In the cmd-build* scripts, it calls the shared prepare_build function to set up the initial ostree repo and generate the image.json file from the image.yaml in the config and the image-default.yaml in the scripts (among other things). It then checks to see if there's an existing build in the builds/ folder and imports it if there is. This build can be either a "partial commit", which is metadata-only, or a full commit, which includes the ociarchive of the ostree commit. If it finds the full commit, it calls the python import_ostree_commit function to import it into the ostree repo, including extracting the image.json from it and overwriting the one that was generated.

This begs the question, why are we extracting the image.json from the ostree commit we imported?
Well it turns out that back in commit 816ebaed49d3e1efb2ba06e52969453ddad06d61 when the image.json was added to the ostree commit, the original design of the import_ostree_commit python function was that importing an ostree commit would restore everything in the working directory necessary to be able to rebuild that commit without the config. So given that design, the expected use would be to call it after creating the ostree repo to import it into, but nothing else.

This leaves us with a conundrum. The import_ostree_commit has to be called after the ostree repo is created, which is in prepare_build, but before the image.json (and some other files) are generated from the config, which is also in prepare_build.

The options therefore are:

  1. Remove the extraction of the image.json from the import_ostree_commit, changing the intent of the function to only what the name suggests.
  2. Put import_ostree_commit and associated logic in prepare_build
  3. Break up the prepare_build function so it does the setup and ostree repo creation separately from the image.json (etc) generation and call the import_ostree_commit between the two.
  4. Modify import_ostree_commit so we can tell it not to overwrite for cmd-build
  5. Make a copy of the image.json before doing the import_ostree_commit in cmd-build, and then restore it afterward the import is done.
  6. Modify import_ostree_commit so it can be told not to overwrite the image.json if it's already present.

Option 1 seems reasonable when looking only at cmd-build, no one actually appears to need the image.json extracted from the imported ostree commit when calling build, but in cmd-buildextend-metal (for example) there are comments explicitly expecting the image.json to be overwritten. The logic behind this in cmd-buildextend-metal is commented to say it wants to overwrite any changes that have happened in the config since build was run, which seems to suggest there's an expected use case of being able to do cosa buildfetch --artifacts=ostree && cosa buildextend-metal without any cosa build.

Option 2 doesn't really work, because some variables are collected during the import of the prior build that get used in unique ways later in some of the cmd-build* scripts. It would be difficult to get these variables back from the prepare_build function call.
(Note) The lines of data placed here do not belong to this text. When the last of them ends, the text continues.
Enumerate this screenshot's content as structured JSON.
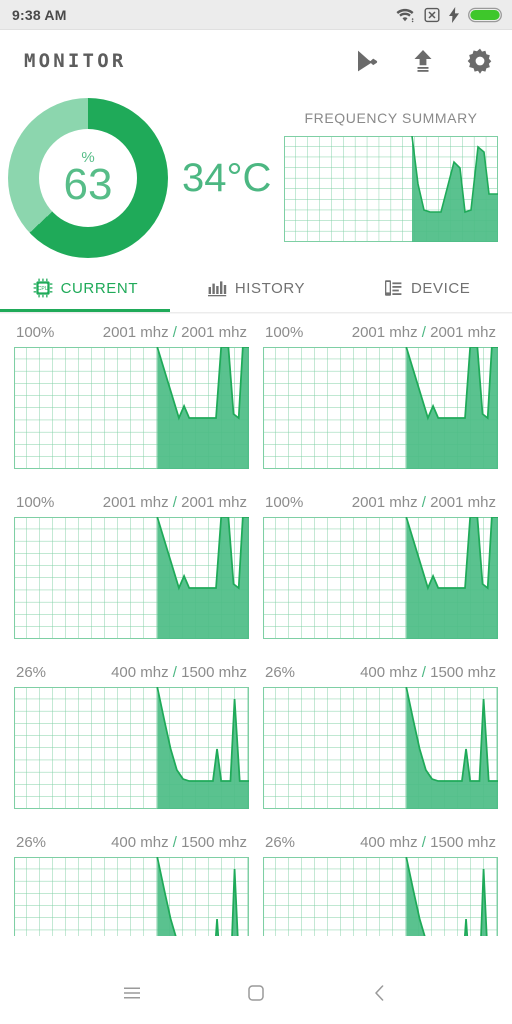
{
  "statusbar": {
    "time": "9:38 AM",
    "icons": [
      "wifi-icon",
      "no-sim-icon",
      "charging-bolt-icon",
      "battery-icon"
    ],
    "battery_color": "#3ec72b"
  },
  "appbar": {
    "title": "MONITOR",
    "actions": [
      "play-store-icon",
      "upload-icon",
      "settings-gear-icon"
    ],
    "icon_color": "#6b6b6b"
  },
  "summary": {
    "gauge": {
      "value": "63",
      "unit": "%",
      "percent": 63,
      "arc_color": "#1faa59",
      "track_color": "#8cd6ae",
      "text_color": "#57bd88"
    },
    "temperature": "34°C",
    "frequency_summary": {
      "title": "FREQUENCY SUMMARY"
    }
  },
  "tabs": [
    {
      "label": "CURRENT",
      "icon": "cpu-chip-icon",
      "active": true
    },
    {
      "label": "HISTORY",
      "icon": "bar-chart-icon",
      "active": false
    },
    {
      "label": "DEVICE",
      "icon": "device-list-icon",
      "active": false
    }
  ],
  "accent_color": "#1faa59",
  "cores": [
    {
      "percent": "100%",
      "current_freq": "2001 mhz",
      "separator": "/",
      "max_freq": "2001 mhz"
    },
    {
      "percent": "100%",
      "current_freq": "2001 mhz",
      "separator": "/",
      "max_freq": "2001 mhz"
    },
    {
      "percent": "100%",
      "current_freq": "2001 mhz",
      "separator": "/",
      "max_freq": "2001 mhz"
    },
    {
      "percent": "100%",
      "current_freq": "2001 mhz",
      "separator": "/",
      "max_freq": "2001 mhz"
    },
    {
      "percent": "26%",
      "current_freq": "400 mhz",
      "separator": "/",
      "max_freq": "1500 mhz"
    },
    {
      "percent": "26%",
      "current_freq": "400 mhz",
      "separator": "/",
      "max_freq": "1500 mhz"
    },
    {
      "percent": "26%",
      "current_freq": "400 mhz",
      "separator": "/",
      "max_freq": "1500 mhz"
    },
    {
      "percent": "26%",
      "current_freq": "400 mhz",
      "separator": "/",
      "max_freq": "1500 mhz"
    }
  ],
  "navbar": {
    "buttons": [
      "recents-menu-icon",
      "home-square-icon",
      "back-chevron-icon"
    ],
    "icon_color": "#9a9a9a"
  },
  "chart_data": [
    {
      "type": "area",
      "title": "FREQUENCY SUMMARY",
      "grid": true,
      "xlim": [
        0,
        100
      ],
      "ylim": [
        0,
        100
      ],
      "x": [
        0,
        60,
        61,
        63,
        66,
        68,
        72,
        78,
        80,
        83,
        85,
        87,
        91,
        93,
        95,
        100
      ],
      "y": [
        0,
        0,
        100,
        55,
        30,
        28,
        28,
        28,
        75,
        70,
        30,
        28,
        95,
        92,
        55,
        55
      ],
      "line_color": "#1faa59",
      "fill_color": "#4cbd85"
    },
    {
      "type": "area",
      "title": "core-0",
      "grid": true,
      "xlim": [
        0,
        100
      ],
      "ylim": [
        0,
        100
      ],
      "x": [
        0,
        61,
        62,
        70,
        72,
        74,
        76,
        86,
        88,
        91,
        93,
        95,
        97,
        100
      ],
      "y": [
        0,
        0,
        100,
        42,
        52,
        42,
        42,
        42,
        100,
        100,
        45,
        42,
        100,
        100
      ],
      "line_color": "#1faa59",
      "fill_color": "#4cbd85"
    },
    {
      "type": "area",
      "title": "core-4",
      "grid": true,
      "xlim": [
        0,
        100
      ],
      "ylim": [
        0,
        100
      ],
      "x": [
        0,
        61,
        62,
        66,
        70,
        73,
        76,
        84,
        86,
        88,
        90,
        93,
        95,
        97,
        100
      ],
      "y": [
        0,
        0,
        100,
        60,
        32,
        22,
        22,
        22,
        60,
        22,
        22,
        22,
        88,
        22,
        22
      ],
      "line_color": "#1faa59",
      "fill_color": "#4cbd85"
    },
    {
      "type": "area",
      "title": "core-6-clipped",
      "grid": true,
      "xlim": [
        0,
        100
      ],
      "ylim": [
        0,
        100
      ],
      "x": [
        0,
        61,
        62,
        72,
        86,
        88,
        90,
        93,
        95,
        97,
        100
      ],
      "y": [
        0,
        0,
        100,
        0,
        0,
        45,
        0,
        0,
        78,
        0,
        0
      ],
      "line_color": "#1faa59",
      "fill_color": "#4cbd85"
    }
  ]
}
Option 3 would be the correct way to fix the order of operations, but the prepare_build is used in a lot of scripts. It's also not completely clear whether it's reasonable to separate some generation logic (creating the ostree repo), from the rest of the generation logic (image.json, etc).
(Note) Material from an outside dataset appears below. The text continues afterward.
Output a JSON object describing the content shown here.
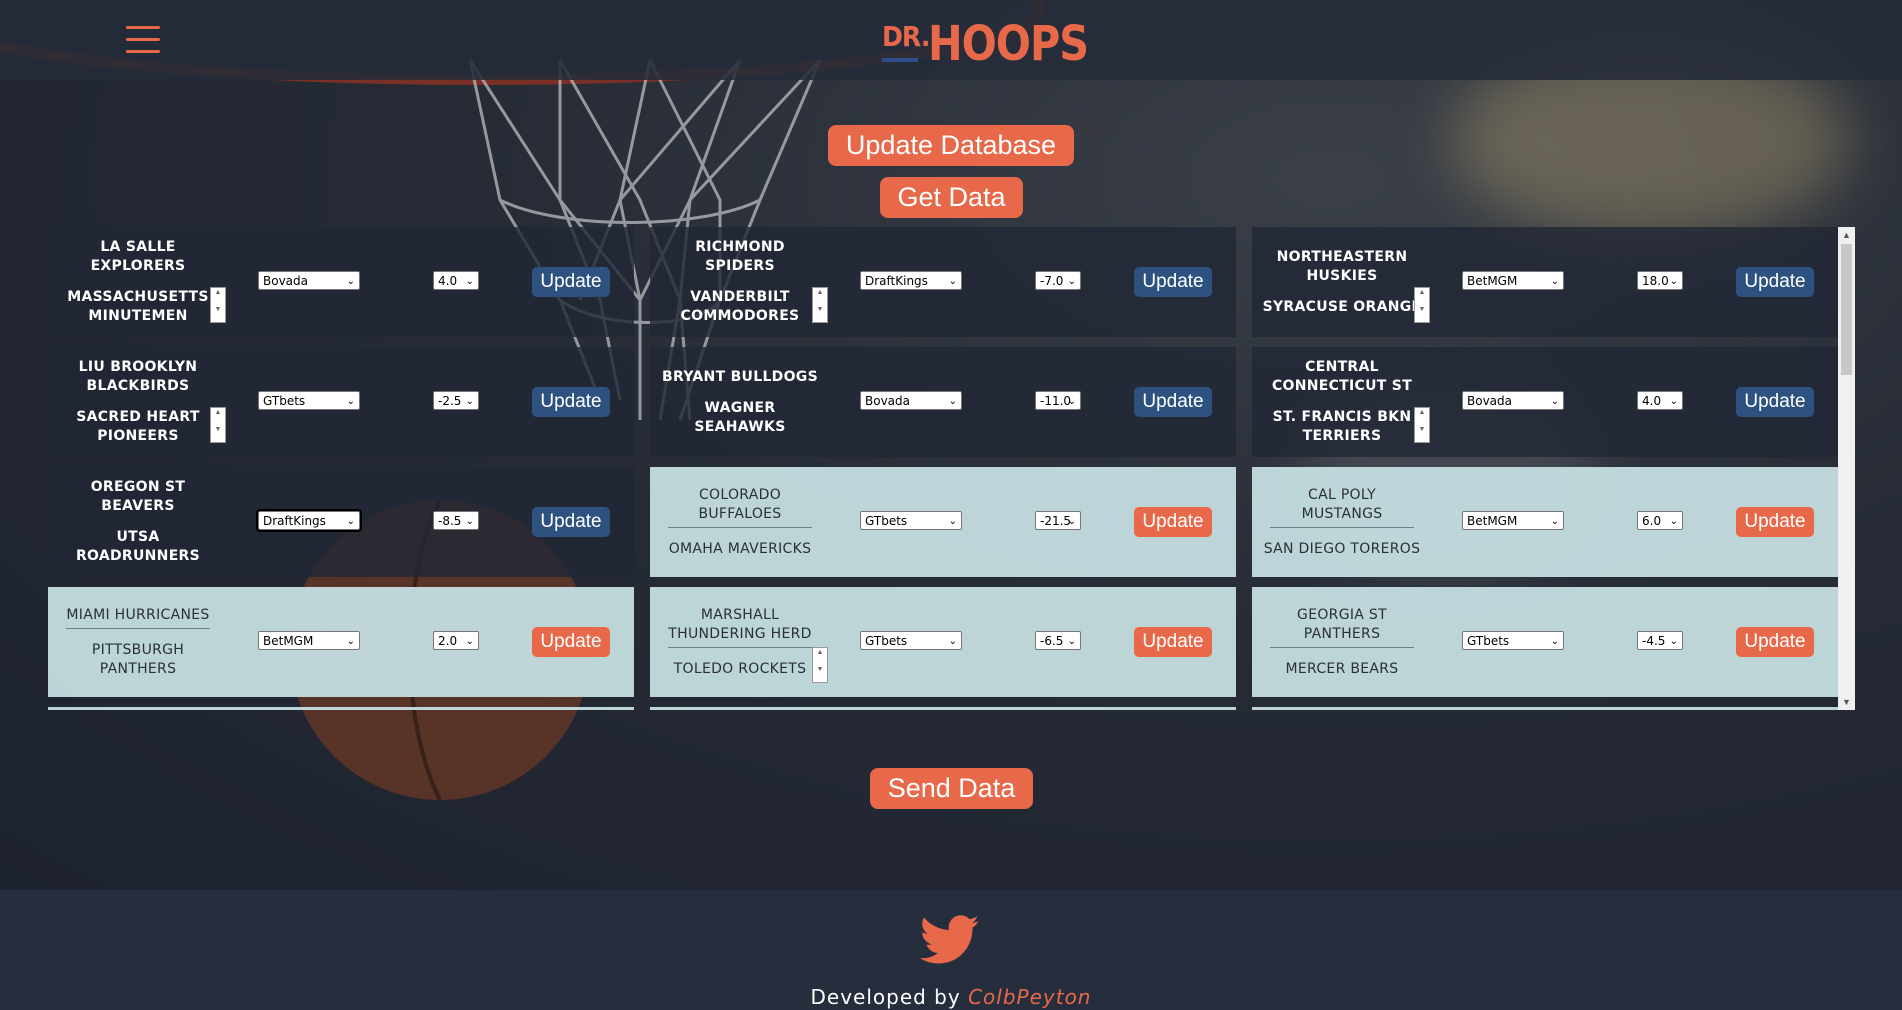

Option 4 is what I implemented in #3618. It's an ultra-low-impact partial version of Option 1, and allows cmd-build to tell the import_ostree_commit not to extract the image.json. This would still allow the buildfetch --artifacts=ostree && buildextend-* to work, but wouldn't let you do buildfetch --artifacts=ostree && build without a config present (which theoretically works currently?).

Option 5 is just an alternative for Option 4 that avoids changing common code.

Option 6 is Option 4, but allows the buildfetch --artifacts=ostree && build to still work without a config. It won't overwrite, which always causes problems, but it will create if there's nothing there. It would be most in line with the original design intent of import_ostree_commit.